But despite the president’s rosy assessment, the blueprint offered few specifics on how the country will achieve goals to ramp up testing and placed the burden of responsibility on the states to actually achieve targets for ramped up testing while describing the federal government as a “supplier of last resort.”
While the president didn’t not offer specific metrics for his claim that the U.S. will “double” testing, the administration's top official on testing Assistant Secretary for Health Adm. Brett Giroir says the administration’s goal is to make sure each state has capacity to test at least 2 percent of its population on a monthly basis..
“The 2% really is sort of a minimum floor,” Girior said in an interview on “Good Morning America.” “There are many states that want to do 4%, 6%, 8% every month. We have the supply chains figured out. We know what we can supply the states so we are much more sophisticated. The overall strategy is a strategy. It's not a state-by-state plan.”
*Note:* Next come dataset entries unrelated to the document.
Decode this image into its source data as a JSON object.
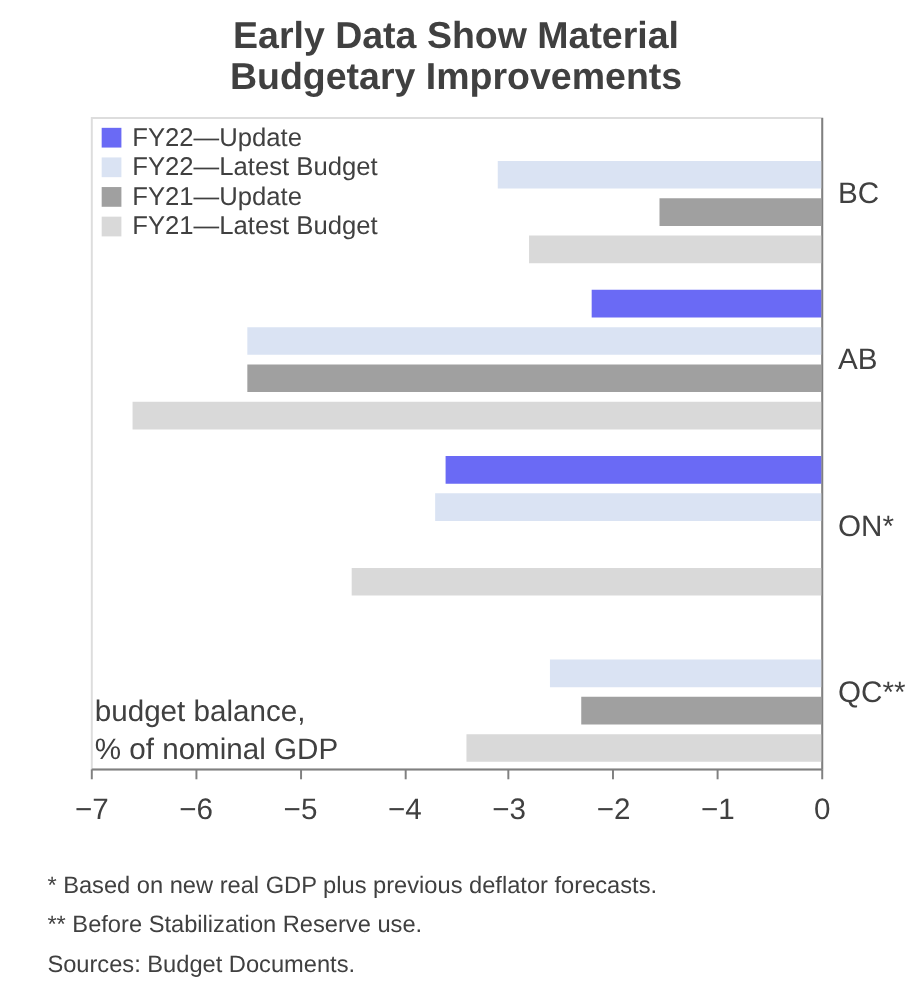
{
  "chart_data": {
    "type": "bar",
    "orientation": "horizontal",
    "title": [
      "Early Data Show Material",
      "Budgetary Improvements"
    ],
    "xlabel": "budget balance, % of nominal GDP",
    "categories": [
      "BC",
      "AB",
      "ON*",
      "QC**"
    ],
    "series": [
      {
        "name": "FY22—Update",
        "color": "#6a6af5",
        "values": [
          null,
          -2.2,
          -3.6,
          null
        ]
      },
      {
        "name": "FY22—Latest Budget",
        "color": "#dae3f3",
        "values": [
          -3.1,
          -5.5,
          -3.7,
          -2.6
        ]
      },
      {
        "name": "FY21—Update",
        "color": "#a0a0a0",
        "values": [
          -1.55,
          -5.5,
          null,
          -2.3
        ]
      },
      {
        "name": "FY21—Latest Budget",
        "color": "#d9d9d9",
        "values": [
          -2.8,
          -6.6,
          -4.5,
          -3.4
        ]
      }
    ],
    "xlim": [
      -7,
      0
    ],
    "xticks": [
      -7,
      -6,
      -5,
      -4,
      -3,
      -2,
      -1,
      0
    ],
    "grid": false,
    "legend": "top left",
    "annotations": [
      "* Based on new real GDP plus previous deflator forecasts.",
      "** Before Stabilization Reserve use.",
      "Sources: Budget Documents."
    ]
  }
}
Some experts warn that the administration’s estimates of how much testing remain far short of what is needed.
Dr. Cyrus Shahpar, director of the Prevent Epidemics Team at Resolve to Save Lives, says the White House goal falls far short of meeting standards for adequate testing.
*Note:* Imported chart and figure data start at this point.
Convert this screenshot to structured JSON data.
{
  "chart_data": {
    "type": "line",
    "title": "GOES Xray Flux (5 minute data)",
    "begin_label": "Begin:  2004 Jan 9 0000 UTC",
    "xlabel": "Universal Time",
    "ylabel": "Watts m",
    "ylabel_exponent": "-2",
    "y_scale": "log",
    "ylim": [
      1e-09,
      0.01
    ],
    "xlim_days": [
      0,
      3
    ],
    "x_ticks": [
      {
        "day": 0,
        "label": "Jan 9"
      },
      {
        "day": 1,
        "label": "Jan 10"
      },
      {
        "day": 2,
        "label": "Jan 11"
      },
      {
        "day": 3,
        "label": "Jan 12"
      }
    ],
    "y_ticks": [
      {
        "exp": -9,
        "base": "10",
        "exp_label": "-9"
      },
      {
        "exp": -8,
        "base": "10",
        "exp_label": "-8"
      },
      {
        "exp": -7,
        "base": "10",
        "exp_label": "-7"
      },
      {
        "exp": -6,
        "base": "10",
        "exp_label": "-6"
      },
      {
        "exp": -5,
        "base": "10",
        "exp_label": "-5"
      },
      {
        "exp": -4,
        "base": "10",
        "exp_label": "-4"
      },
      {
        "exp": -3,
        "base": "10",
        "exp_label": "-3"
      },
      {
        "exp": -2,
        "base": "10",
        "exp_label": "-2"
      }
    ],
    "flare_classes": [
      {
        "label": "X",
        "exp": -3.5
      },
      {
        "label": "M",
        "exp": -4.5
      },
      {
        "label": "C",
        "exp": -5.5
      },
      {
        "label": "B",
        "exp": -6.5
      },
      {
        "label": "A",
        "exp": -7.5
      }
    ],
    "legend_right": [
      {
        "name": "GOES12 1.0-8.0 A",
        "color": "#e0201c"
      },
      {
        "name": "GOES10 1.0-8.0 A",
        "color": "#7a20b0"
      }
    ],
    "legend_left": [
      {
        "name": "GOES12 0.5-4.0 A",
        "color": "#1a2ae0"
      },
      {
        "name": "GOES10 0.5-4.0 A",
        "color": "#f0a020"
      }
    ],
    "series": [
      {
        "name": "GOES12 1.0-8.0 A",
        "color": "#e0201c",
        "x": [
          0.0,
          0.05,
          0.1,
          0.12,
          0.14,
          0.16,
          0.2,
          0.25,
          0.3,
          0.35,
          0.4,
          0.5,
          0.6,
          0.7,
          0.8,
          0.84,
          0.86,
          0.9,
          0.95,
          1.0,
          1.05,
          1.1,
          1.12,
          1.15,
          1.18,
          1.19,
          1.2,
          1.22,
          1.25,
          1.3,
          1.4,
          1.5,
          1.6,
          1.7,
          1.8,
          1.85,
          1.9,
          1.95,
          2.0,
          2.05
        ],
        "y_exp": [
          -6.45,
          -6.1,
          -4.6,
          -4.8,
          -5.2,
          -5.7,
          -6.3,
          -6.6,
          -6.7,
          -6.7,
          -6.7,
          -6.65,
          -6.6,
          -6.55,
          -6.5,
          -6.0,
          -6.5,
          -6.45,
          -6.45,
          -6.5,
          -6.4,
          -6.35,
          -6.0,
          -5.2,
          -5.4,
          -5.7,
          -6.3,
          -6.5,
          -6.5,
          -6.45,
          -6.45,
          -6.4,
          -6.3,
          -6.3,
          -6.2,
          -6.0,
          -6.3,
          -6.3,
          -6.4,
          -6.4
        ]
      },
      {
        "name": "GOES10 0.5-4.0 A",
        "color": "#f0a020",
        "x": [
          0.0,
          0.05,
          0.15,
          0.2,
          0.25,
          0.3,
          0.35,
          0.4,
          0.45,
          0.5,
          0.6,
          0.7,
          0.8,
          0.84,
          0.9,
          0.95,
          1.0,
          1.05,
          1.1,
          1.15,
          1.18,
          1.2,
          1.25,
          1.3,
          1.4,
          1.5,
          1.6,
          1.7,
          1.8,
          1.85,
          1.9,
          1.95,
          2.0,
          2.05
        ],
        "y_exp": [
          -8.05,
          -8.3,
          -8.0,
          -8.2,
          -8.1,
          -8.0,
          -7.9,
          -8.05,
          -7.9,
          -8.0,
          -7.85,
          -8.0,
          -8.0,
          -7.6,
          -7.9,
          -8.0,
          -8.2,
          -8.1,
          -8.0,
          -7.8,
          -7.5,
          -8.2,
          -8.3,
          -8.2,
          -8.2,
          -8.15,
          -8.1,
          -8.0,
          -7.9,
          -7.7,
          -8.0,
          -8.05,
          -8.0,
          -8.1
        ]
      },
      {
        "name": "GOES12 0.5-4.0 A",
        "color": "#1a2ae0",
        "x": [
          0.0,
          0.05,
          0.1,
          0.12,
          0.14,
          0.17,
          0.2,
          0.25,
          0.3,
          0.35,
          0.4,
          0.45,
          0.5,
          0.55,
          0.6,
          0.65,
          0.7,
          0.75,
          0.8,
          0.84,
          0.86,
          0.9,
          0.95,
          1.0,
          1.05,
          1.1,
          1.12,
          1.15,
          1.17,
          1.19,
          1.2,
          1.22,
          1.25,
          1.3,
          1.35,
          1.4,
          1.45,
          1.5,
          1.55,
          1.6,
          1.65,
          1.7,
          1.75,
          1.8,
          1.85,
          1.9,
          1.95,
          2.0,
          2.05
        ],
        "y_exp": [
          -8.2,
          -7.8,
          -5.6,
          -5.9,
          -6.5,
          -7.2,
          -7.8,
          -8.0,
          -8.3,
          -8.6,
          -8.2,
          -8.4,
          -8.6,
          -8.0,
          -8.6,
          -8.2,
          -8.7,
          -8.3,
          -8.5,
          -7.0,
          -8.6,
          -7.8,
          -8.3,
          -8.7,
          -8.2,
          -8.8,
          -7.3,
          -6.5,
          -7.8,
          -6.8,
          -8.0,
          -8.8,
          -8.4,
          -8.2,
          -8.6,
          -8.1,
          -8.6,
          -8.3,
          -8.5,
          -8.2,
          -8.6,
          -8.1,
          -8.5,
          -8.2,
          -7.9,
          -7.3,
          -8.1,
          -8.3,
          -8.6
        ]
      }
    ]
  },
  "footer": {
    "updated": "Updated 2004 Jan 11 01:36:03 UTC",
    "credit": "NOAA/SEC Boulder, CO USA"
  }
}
“Two percent of the U.S. population is about 220 thousand tests a day, but we know to test just the highest priority groups, we need a half a million tests a day, so this falls short,” Shahpar told ABC news. He included public safety workers, asymptomatic health care workers, and other essential workers in his definition of high priority groups.
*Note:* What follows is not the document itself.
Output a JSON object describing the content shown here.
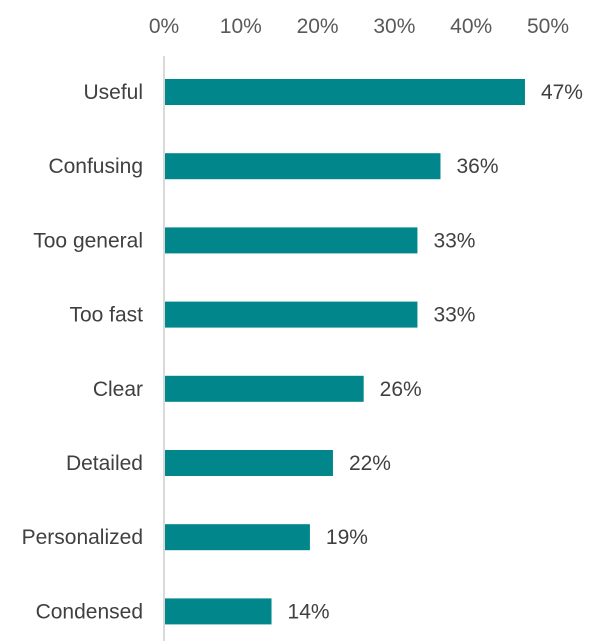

A recent report from Harvard University estimated that the U.S. needs to be conducting 5 million tests per day by early June in order to facilitate a safe return to normal functions.
Asked about the Harvard estimate by ABC News Chief Anchor George Stephanopoulos, Giroir dismissed that report as unrealistic.
“We don't believe those estimates are really accurate, nor are they reasonable in our society. What we're talking about, the 2% number, let's just put that in context. 2% per month is almost double the per capita rate that South Korea has achieved over the last four months,” Grior said, pointing to South Korea, which is widely regarded as the gold standard for testing, as a point of comparison.
Beyond expert analyses that offer a far more pessimistic outlook of the state of testing in the US than the rosy projections coming from the White House, the administration’s plan is also facing criticism from Democrats on Capitol Hill.
The top Democrat on the Senate Health Committee, Sen. Patty Murray of Washington, criticized the plan as lacking specificity and blasted the administration for assigning responsibility to the states for what she argued should be a federal responsibility.
“This document does nothing new and will accomplish nothing new,” Ms. Murray said in a statement Monday. “It doesn’t set specific, numeric goals, offer a time frame, identify ways to fix our broken supply chain, or offer any details whatsoever on expanding lab capacity or activating needed manufacturing capacity. Perhaps most pathetically, it attempts to shirk obvious federal responsibilities by assigning them solely to states instead.”